Píldora #36
Son menos cincuenta, queda poco para subir la cuesta, entrar en el túnel y salir en otro lugar: fin de semana activo (se está volviendo ritual) de piscina bajo la lluvia, de césped bajo el rock & roll, de una noche cuyas estrellas brillantes se unirán en una cópula brutal con el cielo encapotado, mostrándole su verdadera dimensión: el placer, el gozo, la experimentación, motor de aprendizaje que nutre nuestro imaginario grupal, nuestro surrealismo local hecho de imágenes, hechas palabras, hechas imágenes que se volverán palabras en el intelecto de aquel que reside enfrente. El placer por el placer tantas veces denostado, se troca hoy superación de nuestra angustia vital. La sola idea de las gotas del mar cayendo sobre la superficie de la piscina y nuestros cuerpos desnudos descubriéndose en ella, me pone a gozar. Tan sólo quedan cincuenta minutos para empezar a vivir…
Píldora #28
Hay en este mundo un curioso aparato que permite comunicar mundos distantes: el teléfono. LLamo a un móvil para preguntar por unas cajoneras de segunda mano y una voz femenina me indica que están en Pozuelo. Yo las imagino expuestas sobre la tierra de un chalet, tal y como solían estar los 600 viejos en el de mi tío.

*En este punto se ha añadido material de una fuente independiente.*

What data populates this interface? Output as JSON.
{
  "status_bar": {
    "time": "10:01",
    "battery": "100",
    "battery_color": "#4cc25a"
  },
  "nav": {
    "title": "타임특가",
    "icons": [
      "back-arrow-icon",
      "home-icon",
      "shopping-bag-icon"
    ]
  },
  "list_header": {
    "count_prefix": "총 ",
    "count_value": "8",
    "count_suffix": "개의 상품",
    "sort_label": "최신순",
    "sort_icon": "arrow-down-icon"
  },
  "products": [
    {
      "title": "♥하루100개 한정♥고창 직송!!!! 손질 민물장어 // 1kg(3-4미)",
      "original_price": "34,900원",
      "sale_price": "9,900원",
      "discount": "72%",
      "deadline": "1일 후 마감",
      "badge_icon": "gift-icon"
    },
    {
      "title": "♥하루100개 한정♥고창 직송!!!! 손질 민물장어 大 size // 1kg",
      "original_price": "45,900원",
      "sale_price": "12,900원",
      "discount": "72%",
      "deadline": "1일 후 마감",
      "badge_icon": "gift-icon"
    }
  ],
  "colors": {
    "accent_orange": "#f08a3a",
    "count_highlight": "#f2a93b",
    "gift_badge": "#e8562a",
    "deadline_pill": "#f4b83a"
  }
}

Pregunto precio y características: son de haya, de entre 20 y 30 euros. Me llamará ella para cerrar detalles. Ya veo mi estudio con su nuevo mueble y todos los papeles por fin accesibles y ordenados a mi manera. Al rato suena mi móvil, es Victoria, las cajoneras están en un parque empresarial, son 50 eurazos cada y del haya sólo queda el frontal: son jodidamente grises e impersonales. Aquel chalet de mi infancia, tenía piscina para el verano. En su recuerdo me sumerjo, mientras sobrellevo la inseparable distancia del teléfono.